During our walk around town on Friday, we went to one of the many booths that offer tours from sport fishing to horseback riding. Our interest was snorkeling, so we signed up for a snorkeling tour to la Isla Tortuga on Saturday. I ran for a little bit on the beach when I woke up on Saturday morning before we had to leave for the snorkeling tour. We left at 9:30 on a boat with several other people for Isla Tortuga, which is about 45 minutes away. I love the feeling of being on a boat, so I even enjoyed the trip to the island. Once we got there, we snorkeled for a little over an hour and then we all went to the island for lunch. Isla Tortuga is gorgeous...turquoise water, white sand, and palm trees. Our guides prepared a big lunch for us of fish, rice, veggies, and tons of fresh fruit. After relaxing on the beach, we went out again for a second snorkeling session. The morning was definitely better, but the afternoon was still fun. We headed back for Montezuma around 4 and on the way there, our guides spotted 2 tortoises mating in the water. It was pretty cool to see big turtles in the middle of the ocean.

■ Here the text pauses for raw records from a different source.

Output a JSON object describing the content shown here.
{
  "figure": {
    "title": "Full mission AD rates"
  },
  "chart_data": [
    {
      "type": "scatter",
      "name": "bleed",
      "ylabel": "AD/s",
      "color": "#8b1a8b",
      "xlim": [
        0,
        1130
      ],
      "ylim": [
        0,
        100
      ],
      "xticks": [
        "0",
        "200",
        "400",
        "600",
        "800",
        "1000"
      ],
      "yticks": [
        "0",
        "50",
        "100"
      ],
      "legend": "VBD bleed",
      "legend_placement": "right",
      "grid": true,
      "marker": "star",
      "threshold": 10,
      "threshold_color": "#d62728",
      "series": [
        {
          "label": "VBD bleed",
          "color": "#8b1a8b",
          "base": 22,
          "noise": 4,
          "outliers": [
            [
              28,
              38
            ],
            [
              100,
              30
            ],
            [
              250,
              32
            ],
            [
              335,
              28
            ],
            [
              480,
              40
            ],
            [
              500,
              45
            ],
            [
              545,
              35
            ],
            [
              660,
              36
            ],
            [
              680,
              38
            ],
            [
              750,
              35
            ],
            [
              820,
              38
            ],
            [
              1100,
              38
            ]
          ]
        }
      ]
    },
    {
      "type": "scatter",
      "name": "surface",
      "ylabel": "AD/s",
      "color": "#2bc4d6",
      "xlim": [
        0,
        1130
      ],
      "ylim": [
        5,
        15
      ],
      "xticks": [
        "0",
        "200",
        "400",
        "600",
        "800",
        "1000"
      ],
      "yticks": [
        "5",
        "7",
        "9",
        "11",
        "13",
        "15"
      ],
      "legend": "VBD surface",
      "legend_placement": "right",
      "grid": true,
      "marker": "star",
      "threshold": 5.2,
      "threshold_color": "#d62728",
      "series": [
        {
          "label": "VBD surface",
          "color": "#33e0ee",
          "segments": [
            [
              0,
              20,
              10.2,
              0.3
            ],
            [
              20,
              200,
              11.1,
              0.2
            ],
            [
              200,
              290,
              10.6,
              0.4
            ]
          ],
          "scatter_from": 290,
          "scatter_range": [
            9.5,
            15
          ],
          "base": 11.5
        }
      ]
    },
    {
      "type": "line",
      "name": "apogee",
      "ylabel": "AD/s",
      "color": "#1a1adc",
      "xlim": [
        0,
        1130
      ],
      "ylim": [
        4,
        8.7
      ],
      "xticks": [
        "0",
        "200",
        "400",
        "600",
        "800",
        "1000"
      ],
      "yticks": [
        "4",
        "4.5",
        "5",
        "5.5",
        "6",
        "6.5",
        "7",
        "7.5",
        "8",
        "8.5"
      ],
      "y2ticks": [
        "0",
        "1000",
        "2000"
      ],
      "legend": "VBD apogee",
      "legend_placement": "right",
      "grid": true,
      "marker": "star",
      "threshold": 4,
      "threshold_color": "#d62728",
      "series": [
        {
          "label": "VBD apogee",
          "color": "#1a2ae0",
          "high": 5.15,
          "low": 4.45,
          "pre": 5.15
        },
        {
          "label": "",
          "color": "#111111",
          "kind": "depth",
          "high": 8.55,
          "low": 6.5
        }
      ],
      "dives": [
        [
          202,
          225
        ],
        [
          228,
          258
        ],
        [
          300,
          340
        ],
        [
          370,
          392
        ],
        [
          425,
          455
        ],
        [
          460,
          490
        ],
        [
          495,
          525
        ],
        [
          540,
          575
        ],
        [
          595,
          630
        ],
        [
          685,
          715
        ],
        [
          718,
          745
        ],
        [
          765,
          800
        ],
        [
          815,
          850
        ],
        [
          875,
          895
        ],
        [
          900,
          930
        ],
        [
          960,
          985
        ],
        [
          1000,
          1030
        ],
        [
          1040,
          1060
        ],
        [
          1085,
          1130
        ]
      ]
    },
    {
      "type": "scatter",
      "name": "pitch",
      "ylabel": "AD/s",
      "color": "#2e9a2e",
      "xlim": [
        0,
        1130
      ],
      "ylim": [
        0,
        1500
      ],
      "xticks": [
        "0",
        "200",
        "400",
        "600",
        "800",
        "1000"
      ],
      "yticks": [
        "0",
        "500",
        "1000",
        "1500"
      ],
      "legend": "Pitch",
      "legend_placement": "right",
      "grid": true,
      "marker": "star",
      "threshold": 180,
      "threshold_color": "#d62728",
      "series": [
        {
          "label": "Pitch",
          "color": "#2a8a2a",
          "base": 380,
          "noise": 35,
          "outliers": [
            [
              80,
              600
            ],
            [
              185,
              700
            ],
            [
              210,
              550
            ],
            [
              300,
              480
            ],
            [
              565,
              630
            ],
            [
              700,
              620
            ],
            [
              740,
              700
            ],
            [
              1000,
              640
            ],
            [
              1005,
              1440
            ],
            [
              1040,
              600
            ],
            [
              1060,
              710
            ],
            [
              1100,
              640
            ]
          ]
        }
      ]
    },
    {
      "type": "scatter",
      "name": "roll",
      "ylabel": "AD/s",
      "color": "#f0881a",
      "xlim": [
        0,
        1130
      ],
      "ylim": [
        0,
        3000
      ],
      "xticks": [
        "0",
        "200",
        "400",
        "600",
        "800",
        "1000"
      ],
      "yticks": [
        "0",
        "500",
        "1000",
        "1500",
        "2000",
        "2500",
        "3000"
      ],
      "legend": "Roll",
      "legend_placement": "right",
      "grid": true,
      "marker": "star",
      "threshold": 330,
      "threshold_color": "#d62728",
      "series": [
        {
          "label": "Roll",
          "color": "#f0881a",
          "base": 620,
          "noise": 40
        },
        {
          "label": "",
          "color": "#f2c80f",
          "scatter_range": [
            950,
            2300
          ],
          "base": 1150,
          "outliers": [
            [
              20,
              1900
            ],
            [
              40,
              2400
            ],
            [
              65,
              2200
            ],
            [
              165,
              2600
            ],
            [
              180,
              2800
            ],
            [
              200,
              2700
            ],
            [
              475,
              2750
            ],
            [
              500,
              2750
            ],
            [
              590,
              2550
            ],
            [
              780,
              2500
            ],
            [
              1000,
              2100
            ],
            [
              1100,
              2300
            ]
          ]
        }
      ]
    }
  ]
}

Now to my favorite part of the weekend. On Sunday morning we hiked to some very well-known waterfalls right in Montezuma. We had been told that they were only a 15 minute walk away, but we soon found out that 15 minutes just took us to the base of the trail that leads to the waterfalls. Before we knew it, this "trail" turned into slippery rocks across a river and over smaller waterfalls and then through trees and extremely steep uphills and downhills until we finally arrived at the base of the 3 waterfalls. Just looking up at the waterfalls, however, was not enough for us - we wanted to get up to the top. We couldn't quite see a direct way to get up there, but we could see people at the top, so we knew that there had to be some way. Long story short, we found ourselves hiking, it was really more like rock climbing, up extremely rugged terrain that required using all fours and our backsides at times. I wouldn't call what we did safe, but I had a blast, and once we arrived at the top, it was entirely worth the risks.

At the base of each waterfall is a pool of water that flows down to the next waterfall. The top waterfall is the smallest, the middle is the second largest, and the first is the largest. We were able to swim in the pool in between the third and the second waterfalls and there was a rope swing that we jumped off of as well. We also jumped and dove from the top of the third waterfall, which was so much fun! Caitlin and I however, wanted to be a little bit more daring. Caitlin, Miss Hawaii, did not waste any time jumping from the top of the second water fall, which is about 8 meters (35ish feet). I, however, had to think about it. I warmed up on the smallest waterfall and then decided that I wanted to jump as well. But once I was standing on the edge of the waterfall ready to jump, my ambition dwindled quite a bit. As I stood there thinking, ticos kept jumping one after the other like it was no big deal. I decided that I was just going to have to go, ready or not, if I wanted to do it, so that's exactly what I did. It was awesome! The only bad thing was that my butt broke part of my fall, so I have a terribly bruised tailbone now. It has improved, but I still have to sit down very carefully one week later.

Needless to say, I had a great trip. I can't believe it was only one week ago...it feels like forever. This past week of classes threw me back into reality. I had to read a 200 page novel, in Spanish, in 3 days! It was rough, but I have to say that I'm quite proud of myself. I am incredibly modest when it comes to talking about my Spanish proficiency because I still have soooo much to learn and still have plenty of room to improve, but I have to say that I am impressed with my progress after only 3 weeks here.

After the excitement of last weekend, I was glad to spend a more relaxed weekend here in Heredia. Today I went to mass at 9:00 this morning with Claudia and then she took me to a concert in the central park of Heredia that takes place every Sunday at 10:00. I love the culture and the traditions here. I don't know any where in the U.S. where you could find a huge crowd of people of all different ages gathered around a Mariachi band at 10:00 on a Sunday morning, eating ice cream I might add (I, of course, took part in the ice cream eating).